However, the region’s Transportation Planning Board just examined the demand for transit across the American Legion Bridge, and found that the demand simply may not exist between the Interstate 270 and Dulles corridors. The Planning Board points to a previous Metrobus route (Metrobus 14 service) across the bridge that was ultimately canceled because of low ridership.
From the report:
“In addition to providing little or no travel time benefit, there were secondary causes for the poor ridership on the Metrobus 14 service. The Tysons-Westpark terminal was some distance from ultimate traveler destinations in Tysons Corner, with limited onward transit service either circulating within the area or continuing onwards to Herndon and Reston. The urban environment lacked walkability for continuing on foot. Meanwhile, most office and retail destinations also provided free or low-cost parking.

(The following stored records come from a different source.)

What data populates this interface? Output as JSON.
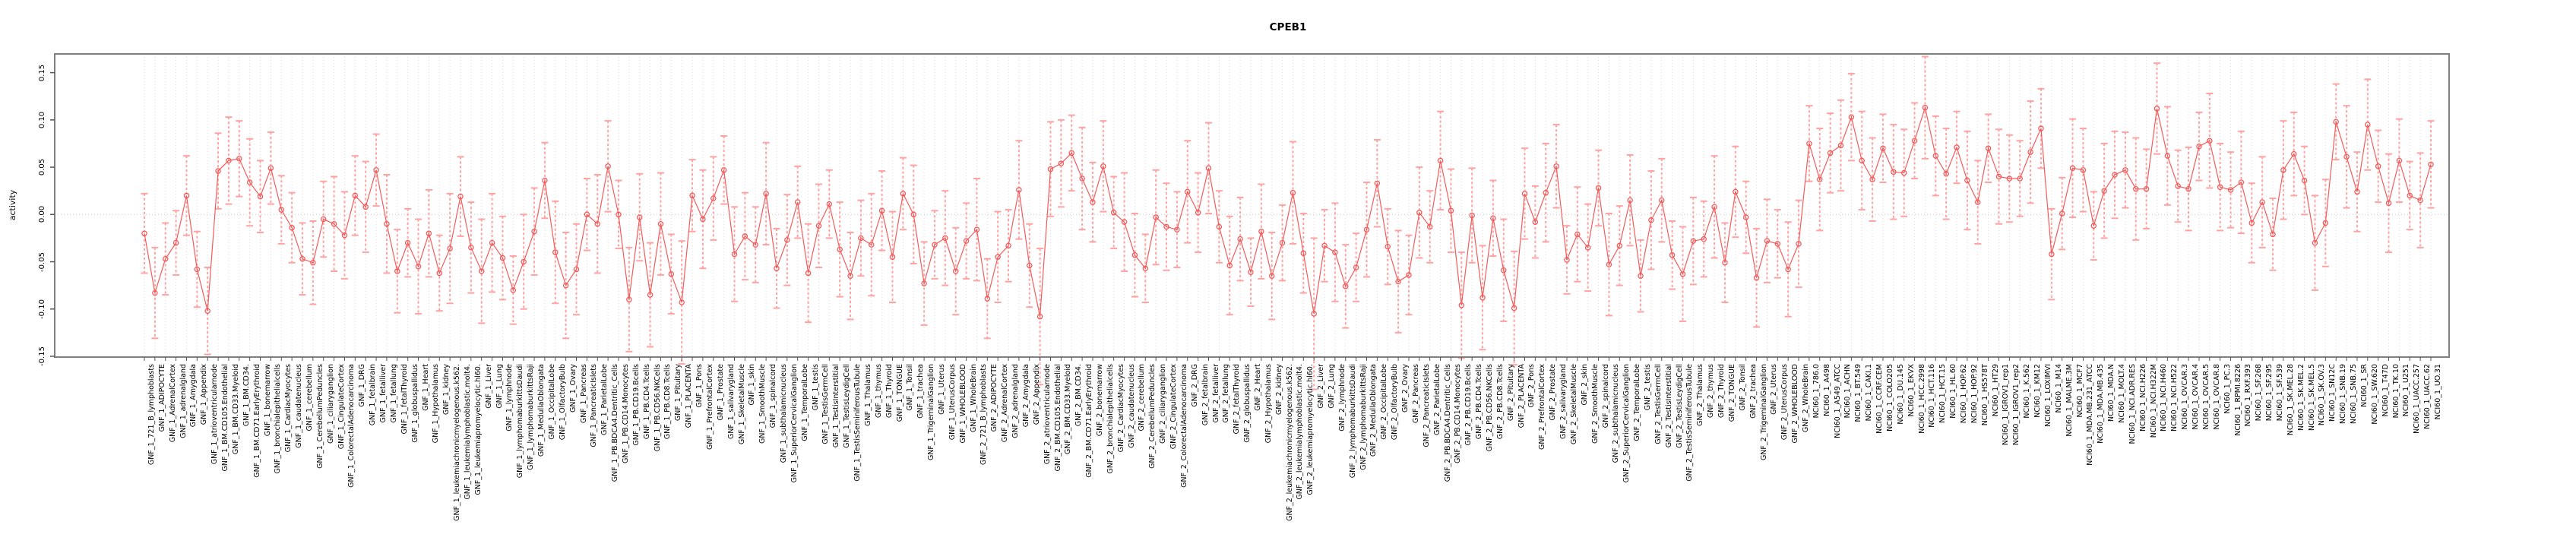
{
  "chart_data": {
    "type": "scatter",
    "subtype": "errorbar-series",
    "title": "CPEB1",
    "xlabel": "",
    "ylabel": "activity",
    "ylim": [
      -0.155,
      0.17
    ],
    "grid": "dotted vertical per category, dotted horizontal at 0",
    "legend": "none",
    "y_tick_labels": [
      "0.15",
      "0.10",
      "0.05",
      "0.00",
      "-0.05",
      "-0.10",
      "-0.15"
    ],
    "y_tick_values": [
      0.15,
      0.1,
      0.05,
      0.0,
      -0.05,
      -0.1,
      -0.15
    ],
    "point_color": "#f25c5c",
    "errorbar_color": "#ffa2a2",
    "grid_color": "#dcdcdc",
    "box_color": "#808080",
    "categories": [
      "GNF_1_721_B_lymphoblasts",
      "GNF_1_ADIPOCYTE",
      "GNF_1_AdrenalCortex",
      "GNF_1_adrenalgland",
      "GNF_1_Amygdala",
      "GNF_1_Appendix",
      "GNF_1_atrioventricularnode",
      "GNF_1_BM.CD105.Endothelial",
      "GNF_1_BM.CD33.Myeloid",
      "GNF_1_BM.CD34.",
      "GNF_1_BM.CD71.EarlyErythroid",
      "GNF_1_bonemarrow",
      "GNF_1_bronchialepithelialcells",
      "GNF_1_CardiacMyocytes",
      "GNF_1_caudatenucleus",
      "GNF_1_cerebellum",
      "GNF_1_CerebellumPeduncles",
      "GNF_1_ciliaryganglion",
      "GNF_1_CingulateCortex",
      "GNF_1_ColorectalAdenocarcinoma",
      "GNF_1_DRG",
      "GNF_1_fetalbrain",
      "GNF_1_fetalliver",
      "GNF_1_fetallung",
      "GNF_1_fetalThyroid",
      "GNF_1_globuspallidus",
      "GNF_1_Heart",
      "GNF_1_Hypothalamus",
      "GNF_1_kidney",
      "GNF_1_leukemiachronicmyelogenous.k562.",
      "GNF_1_leukemialymphoblastic.molt4.",
      "GNF_1_leukemiapromyelocytic.hl60.",
      "GNF_1_Liver",
      "GNF_1_Lung",
      "GNF_1_lymphnode",
      "GNF_1_lymphomaburkittsDaudi",
      "GNF_1_lymphomaburkittsRaji",
      "GNF_1_MedullaOblongata",
      "GNF_1_OccipitalLobe",
      "GNF_1_OlfactoryBulb",
      "GNF_1_Ovary",
      "GNF_1_Pancreas",
      "GNF_1_PancreaticIslets",
      "GNF_1_ParietalLobe",
      "GNF_1_PB.BDCA4.Dentritic_Cells",
      "GNF_1_PB.CD14.Monocytes",
      "GNF_1_PB.CD19.Bcells",
      "GNF_1_PB.CD4.Tcells",
      "GNF_1_PB.CD56.NKCells",
      "GNF_1_PB.CD8.Tcells",
      "GNF_1_Pituitary",
      "GNF_1_PLACENTA",
      "GNF_1_Pons",
      "GNF_1_PrefrontalCortex",
      "GNF_1_Prostate",
      "GNF_1_salivarygland",
      "GNF_1_SkeletalMuscle",
      "GNF_1_skin",
      "GNF_1_SmoothMuscle",
      "GNF_1_spinalcord",
      "GNF_1_subthalamicnucleus",
      "GNF_1_SuperiorCervicalGanglion",
      "GNF_1_TemporalLobe",
      "GNF_1_testis",
      "GNF_1_TestisGermCell",
      "GNF_1_TestisInterstitial",
      "GNF_1_TestisLeydigCell",
      "GNF_1_TestisSeminiferousTubule",
      "GNF_1_Thalamus",
      "GNF_1_thymus",
      "GNF_1_Thyroid",
      "GNF_1_TONGUE",
      "GNF_1_Tonsil",
      "GNF_1_trachea",
      "GNF_1_TrigeminalGanglion",
      "GNF_1_Uterus",
      "GNF_1_UterusCorpus",
      "GNF_1_WHOLEBLOOD",
      "GNF_1_WholeBrain",
      "GNF_2_721_B_lymphoblasts",
      "GNF_2_ADIPOCYTE",
      "GNF_2_AdrenalCortex",
      "GNF_2_adrenalgland",
      "GNF_2_Amygdala",
      "GNF_2_Appendix",
      "GNF_2_atrioventricularnode",
      "GNF_2_BM.CD105.Endothelial",
      "GNF_2_BM.CD33.Myeloid",
      "GNF_2_BM.CD34.",
      "GNF_2_BM.CD71.EarlyErythroid",
      "GNF_2_bonemarrow",
      "GNF_2_bronchialepithelialcells",
      "GNF_2_CardiacMyocytes",
      "GNF_2_caudatenucleus",
      "GNF_2_cerebellum",
      "GNF_2_CerebellumPeduncles",
      "GNF_2_ciliaryganglion",
      "GNF_2_CingulateCortex",
      "GNF_2_ColorectalAdenocarcinoma",
      "GNF_2_DRG",
      "GNF_2_fetalbrain",
      "GNF_2_fetalliver",
      "GNF_2_fetallung",
      "GNF_2_fetalThyroid",
      "GNF_2_globuspallidus",
      "GNF_2_Heart",
      "GNF_2_Hypothalamus",
      "GNF_2_kidney",
      "GNF_2_leukemiachronicmyelogenous.k562.",
      "GNF_2_leukemialymphoblastic.molt4.",
      "GNF_2_leukemiapromyelocytic.hl60.",
      "GNF_2_Liver",
      "GNF_2_Lung",
      "GNF_2_lymphnode",
      "GNF_2_lymphomaburkittsDaudi",
      "GNF_2_lymphomaburkittsRaji",
      "GNF_2_MedullaOblongata",
      "GNF_2_OccipitalLobe",
      "GNF_2_OlfactoryBulb",
      "GNF_2_Ovary",
      "GNF_2_Pancreas",
      "GNF_2_PancreaticIslets",
      "GNF_2_ParietalLobe",
      "GNF_2_PB.BDCA4.Dentritic_Cells",
      "GNF_2_PB.CD14.Monocytes",
      "GNF_2_PB.CD19.Bcells",
      "GNF_2_PB.CD4.Tcells",
      "GNF_2_PB.CD56.NKCells",
      "GNF_2_PB.CD8.Tcells",
      "GNF_2_Pituitary",
      "GNF_2_PLACENTA",
      "GNF_2_Pons",
      "GNF_2_PrefrontalCortex",
      "GNF_2_Prostate",
      "GNF_2_salivarygland",
      "GNF_2_SkeletalMuscle",
      "GNF_2_skin",
      "GNF_2_SmoothMuscle",
      "GNF_2_spinalcord",
      "GNF_2_subthalamicnucleus",
      "GNF_2_SuperiorCervicalGanglion",
      "GNF_2_TemporalLobe",
      "GNF_2_testis",
      "GNF_2_TestisGermCell",
      "GNF_2_TestisInterstitial",
      "GNF_2_TestisLeydigCell",
      "GNF_2_TestisSeminiferousTubule",
      "GNF_2_Thalamus",
      "GNF_2_thymus",
      "GNF_2_Thyroid",
      "GNF_2_TONGUE",
      "GNF_2_Tonsil",
      "GNF_2_trachea",
      "GNF_2_TrigeminalGanglion",
      "GNF_2_Uterus",
      "GNF_2_UterusCorpus",
      "GNF_2_WHOLEBLOOD",
      "GNF_2_WholeBrain",
      "NCI60_1_786.0",
      "NCI60_1_A498",
      "NCI60_1_A549_ATCC",
      "NCI60_1_ACHN",
      "NCI60_1_BT.549",
      "NCI60_1_CAKI.1",
      "NCI60_1_CCRF.CEM",
      "NCI60_1_COLO205",
      "NCI60_1_DU.145",
      "NCI60_1_EKVX",
      "NCI60_1_HCC.2998",
      "NCI60_1_HCT.116",
      "NCI60_1_HCT.15",
      "NCI60_1_HL.60",
      "NCI60_1_HOP.62",
      "NCI60_1_HOP.92",
      "NCI60_1_HS578T",
      "NCI60_1_HT29",
      "NCI60_1_IGROV1_rep1",
      "NCI60_1_IGROV1_rep2",
      "NCI60_1_K.562",
      "NCI60_1_KM12",
      "NCI60_1_LOXIMVI",
      "NCI60_1_M14",
      "NCI60_1_MALME.3M",
      "NCI60_1_MCF7",
      "NCI60_1_MDA.MB.231_ATCC",
      "NCI60_1_MDA.MB.435",
      "NCI60_1_MDA.N",
      "NCI60_1_MOLT.4",
      "NCI60_1_NCI.ADR.RES",
      "NCI60_1_NCI.H226",
      "NCI60_1_NCI.H322M",
      "NCI60_1_NCI.H460",
      "NCI60_1_NCI.H522",
      "NCI60_1_OVCAR.3",
      "NCI60_1_OVCAR.4",
      "NCI60_1_OVCAR.5",
      "NCI60_1_OVCAR.8",
      "NCI60_1_PC.3",
      "NCI60_1_RPMI.8226",
      "NCI60_1_RXF.393",
      "NCI60_1_SF.268",
      "NCI60_1_SF.295",
      "NCI60_1_SF.539",
      "NCI60_1_SK.MEL.28",
      "NCI60_1_SK.MEL.2",
      "NCI60_1_SK.MEL.5",
      "NCI60_1_SK.OV.3",
      "NCI60_1_SN12C",
      "NCI60_1_SNB.19",
      "NCI60_1_SNB.75",
      "NCI60_1_SR",
      "NCI60_1_SW.620",
      "NCI60_1_T47D",
      "NCI60_1_TK.10",
      "NCI60_1_U251",
      "NCI60_1_UACC.257",
      "NCI60_1_UACC.62",
      "NCI60_1_UO.31"
    ],
    "values": [
      -0.02,
      -0.083,
      -0.047,
      -0.03,
      0.02,
      -0.058,
      -0.102,
      0.046,
      0.057,
      0.059,
      0.034,
      0.019,
      0.049,
      0.005,
      -0.014,
      -0.047,
      -0.051,
      -0.005,
      -0.01,
      -0.022,
      0.02,
      0.008,
      0.047,
      -0.01,
      -0.06,
      -0.03,
      -0.055,
      -0.02,
      -0.062,
      -0.036,
      0.019,
      -0.035,
      -0.06,
      -0.03,
      -0.046,
      -0.08,
      -0.05,
      -0.018,
      0.036,
      -0.04,
      -0.075,
      -0.058,
      0.0,
      -0.01,
      0.051,
      0.0,
      -0.09,
      -0.003,
      -0.085,
      -0.01,
      -0.063,
      -0.093,
      0.02,
      -0.005,
      0.017,
      0.047,
      -0.042,
      -0.023,
      -0.032,
      0.022,
      -0.057,
      -0.027,
      0.013,
      -0.062,
      -0.012,
      0.011,
      -0.037,
      -0.065,
      -0.025,
      -0.032,
      0.004,
      -0.045,
      0.022,
      0.0,
      -0.073,
      -0.032,
      -0.025,
      -0.06,
      -0.028,
      -0.016,
      -0.089,
      -0.045,
      -0.033,
      0.026,
      -0.054,
      -0.108,
      0.048,
      0.054,
      0.065,
      0.038,
      0.013,
      0.051,
      0.002,
      -0.008,
      -0.043,
      -0.057,
      -0.003,
      -0.013,
      -0.016,
      0.024,
      0.002,
      0.049,
      -0.013,
      -0.054,
      -0.026,
      -0.061,
      -0.018,
      -0.065,
      -0.03,
      0.023,
      -0.041,
      -0.105,
      -0.033,
      -0.04,
      -0.076,
      -0.056,
      -0.016,
      0.033,
      -0.034,
      -0.071,
      -0.064,
      0.002,
      -0.013,
      0.057,
      0.004,
      -0.096,
      -0.001,
      -0.088,
      -0.004,
      -0.059,
      -0.099,
      0.022,
      -0.008,
      0.023,
      0.051,
      -0.048,
      -0.021,
      -0.035,
      0.028,
      -0.053,
      -0.033,
      0.015,
      -0.065,
      -0.006,
      0.015,
      -0.043,
      -0.063,
      -0.028,
      -0.026,
      0.008,
      -0.051,
      0.024,
      -0.003,
      -0.067,
      -0.028,
      -0.031,
      -0.058,
      -0.031,
      0.075,
      0.037,
      0.065,
      0.073,
      0.103,
      0.057,
      0.037,
      0.07,
      0.045,
      0.044,
      0.078,
      0.113,
      0.062,
      0.043,
      0.071,
      0.036,
      0.013,
      0.07,
      0.04,
      0.038,
      0.038,
      0.066,
      0.091,
      -0.042,
      0.001,
      0.049,
      0.047,
      -0.012,
      0.025,
      0.042,
      0.047,
      0.027,
      0.027,
      0.112,
      0.062,
      0.03,
      0.027,
      0.072,
      0.078,
      0.029,
      0.026,
      0.034,
      -0.009,
      0.013,
      -0.021,
      0.047,
      0.064,
      0.036,
      -0.03,
      -0.009,
      0.098,
      0.061,
      0.024,
      0.095,
      0.051,
      0.012,
      0.057,
      0.02,
      0.015,
      0.053
    ],
    "errors": [
      0.042,
      0.048,
      0.038,
      0.034,
      0.042,
      0.04,
      0.046,
      0.04,
      0.046,
      0.04,
      0.046,
      0.038,
      0.038,
      0.036,
      0.037,
      0.038,
      0.044,
      0.04,
      0.05,
      0.046,
      0.042,
      0.048,
      0.038,
      0.052,
      0.044,
      0.036,
      0.05,
      0.046,
      0.04,
      0.058,
      0.042,
      0.048,
      0.055,
      0.052,
      0.044,
      0.036,
      0.05,
      0.046,
      0.04,
      0.054,
      0.056,
      0.048,
      0.038,
      0.052,
      0.048,
      0.036,
      0.055,
      0.046,
      0.055,
      0.054,
      0.042,
      0.065,
      0.038,
      0.052,
      0.044,
      0.036,
      0.05,
      0.046,
      0.04,
      0.054,
      0.042,
      0.048,
      0.038,
      0.052,
      0.044,
      0.036,
      0.05,
      0.046,
      0.04,
      0.054,
      0.042,
      0.048,
      0.038,
      0.052,
      0.044,
      0.036,
      0.05,
      0.046,
      0.04,
      0.054,
      0.042,
      0.048,
      0.038,
      0.052,
      0.044,
      0.072,
      0.05,
      0.046,
      0.04,
      0.054,
      0.042,
      0.048,
      0.038,
      0.052,
      0.044,
      0.036,
      0.05,
      0.046,
      0.04,
      0.054,
      0.042,
      0.048,
      0.038,
      0.052,
      0.044,
      0.036,
      0.05,
      0.046,
      0.04,
      0.054,
      0.042,
      0.08,
      0.038,
      0.052,
      0.044,
      0.036,
      0.05,
      0.046,
      0.04,
      0.054,
      0.042,
      0.048,
      0.038,
      0.052,
      0.044,
      0.056,
      0.05,
      0.055,
      0.04,
      0.054,
      0.06,
      0.048,
      0.038,
      0.052,
      0.044,
      0.036,
      0.05,
      0.046,
      0.04,
      0.054,
      0.042,
      0.048,
      0.038,
      0.052,
      0.044,
      0.036,
      0.05,
      0.046,
      0.04,
      0.054,
      0.042,
      0.048,
      0.038,
      0.052,
      0.044,
      0.036,
      0.05,
      0.046,
      0.04,
      0.054,
      0.042,
      0.048,
      0.046,
      0.052,
      0.044,
      0.036,
      0.05,
      0.046,
      0.04,
      0.054,
      0.042,
      0.048,
      0.038,
      0.052,
      0.044,
      0.036,
      0.05,
      0.046,
      0.04,
      0.054,
      0.042,
      0.048,
      0.038,
      0.052,
      0.044,
      0.036,
      0.05,
      0.046,
      0.04,
      0.054,
      0.042,
      0.048,
      0.052,
      0.038,
      0.044,
      0.036,
      0.05,
      0.046,
      0.04,
      0.054,
      0.042,
      0.048,
      0.038,
      0.052,
      0.044,
      0.036,
      0.05,
      0.046,
      0.04,
      0.054,
      0.042,
      0.048,
      0.038,
      0.052,
      0.044,
      0.036,
      0.05,
      0.046
    ]
  }
}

“At the Maryland termini, connections to transit were either few (at Lake Forest Mall) or slow (to Bethesda and Medical Center). With the Metrobus 14 service offering at best very limited travel time benefits or travel cost savings, auto use remained the overwhelming choice.”
The report goes on to suggest that a transit option across the Potomac connecting the I-270 and Dulles corridors would have to improve significantly to attract riders.
But those pushing for a new bridge may not be able to simply use the transit study as a platform. The report from the Planning Board also references a 2003 study that examined morning peak traffic across the Legion Bridge. The “license plate survey” showed that the large majority of vehicle trips across the bridge started and ended outside of the I-270 and Dulles corridors.
From the report:
For example, the largest Origination-Destination pair for Virginia to Maryland commuters was from Annandale to Bethesda, while almost half of Maryland to Virginia commuters exited the Beltway heading inwards, with the most common exit being south on the George Washington Parkway.